Recently, the duo took a step away from physical molding and created a VR piece with London-based studio Acute Art. Though the process itself required some artist-to-programmer translation, the work provides “the most intimate viewing experience,” according to Berg. After all, the VR headset cuts viewers off from the outside world. The artists have also created a limited-edition sculpture for Avant Arte—a resin crocodile wearing permed wigs in a variety of colors. Berg and Djurberg speak fondly about their ugly crocodile who is desperately trying to look pretty. In 2020, they set the record for highest-selling work by living Swedish artists when another crocodile piece, Crocodile, Egg, Man, sold at Bukowskis for $1,908,983 (16,300,000 SEK).

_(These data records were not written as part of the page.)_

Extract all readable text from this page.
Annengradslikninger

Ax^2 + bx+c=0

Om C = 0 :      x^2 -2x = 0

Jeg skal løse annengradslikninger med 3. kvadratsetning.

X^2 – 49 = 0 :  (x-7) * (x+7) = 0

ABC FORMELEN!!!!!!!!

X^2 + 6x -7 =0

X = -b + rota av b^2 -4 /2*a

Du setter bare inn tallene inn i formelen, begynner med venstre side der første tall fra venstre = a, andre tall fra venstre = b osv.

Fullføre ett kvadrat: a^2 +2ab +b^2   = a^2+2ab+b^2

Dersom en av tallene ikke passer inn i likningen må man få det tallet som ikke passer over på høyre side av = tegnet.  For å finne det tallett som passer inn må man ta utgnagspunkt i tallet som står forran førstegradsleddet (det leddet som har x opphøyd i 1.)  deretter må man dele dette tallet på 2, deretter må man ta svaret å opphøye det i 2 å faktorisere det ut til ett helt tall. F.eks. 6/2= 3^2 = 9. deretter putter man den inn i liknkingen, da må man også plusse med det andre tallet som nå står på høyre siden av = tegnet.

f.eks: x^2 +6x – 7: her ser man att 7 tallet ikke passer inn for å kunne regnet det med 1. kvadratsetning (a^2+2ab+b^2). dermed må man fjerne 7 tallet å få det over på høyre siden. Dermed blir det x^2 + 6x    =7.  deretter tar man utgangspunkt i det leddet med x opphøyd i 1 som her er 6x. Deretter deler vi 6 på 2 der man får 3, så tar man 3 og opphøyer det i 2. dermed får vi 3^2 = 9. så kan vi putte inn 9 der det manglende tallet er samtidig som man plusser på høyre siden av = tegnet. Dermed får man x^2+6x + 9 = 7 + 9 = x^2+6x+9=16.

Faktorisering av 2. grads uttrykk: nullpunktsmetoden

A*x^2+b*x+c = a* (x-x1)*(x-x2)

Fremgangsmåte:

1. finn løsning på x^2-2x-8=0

Entering the world of Nathalie Djurberg and Hans Berg is taking a journey through the interior of the mind: a busy stage populated by characters and symbols that uncomfortably penetrate the lexicon of human emotion. Together, the pair are similar but also complementary and have managed to navigate the precarious act of breaking up romantically without breaking up professionally. Perhaps it is because, for them, one emotion trumps all. “Every work is about sympathy,” Djurberg concludes.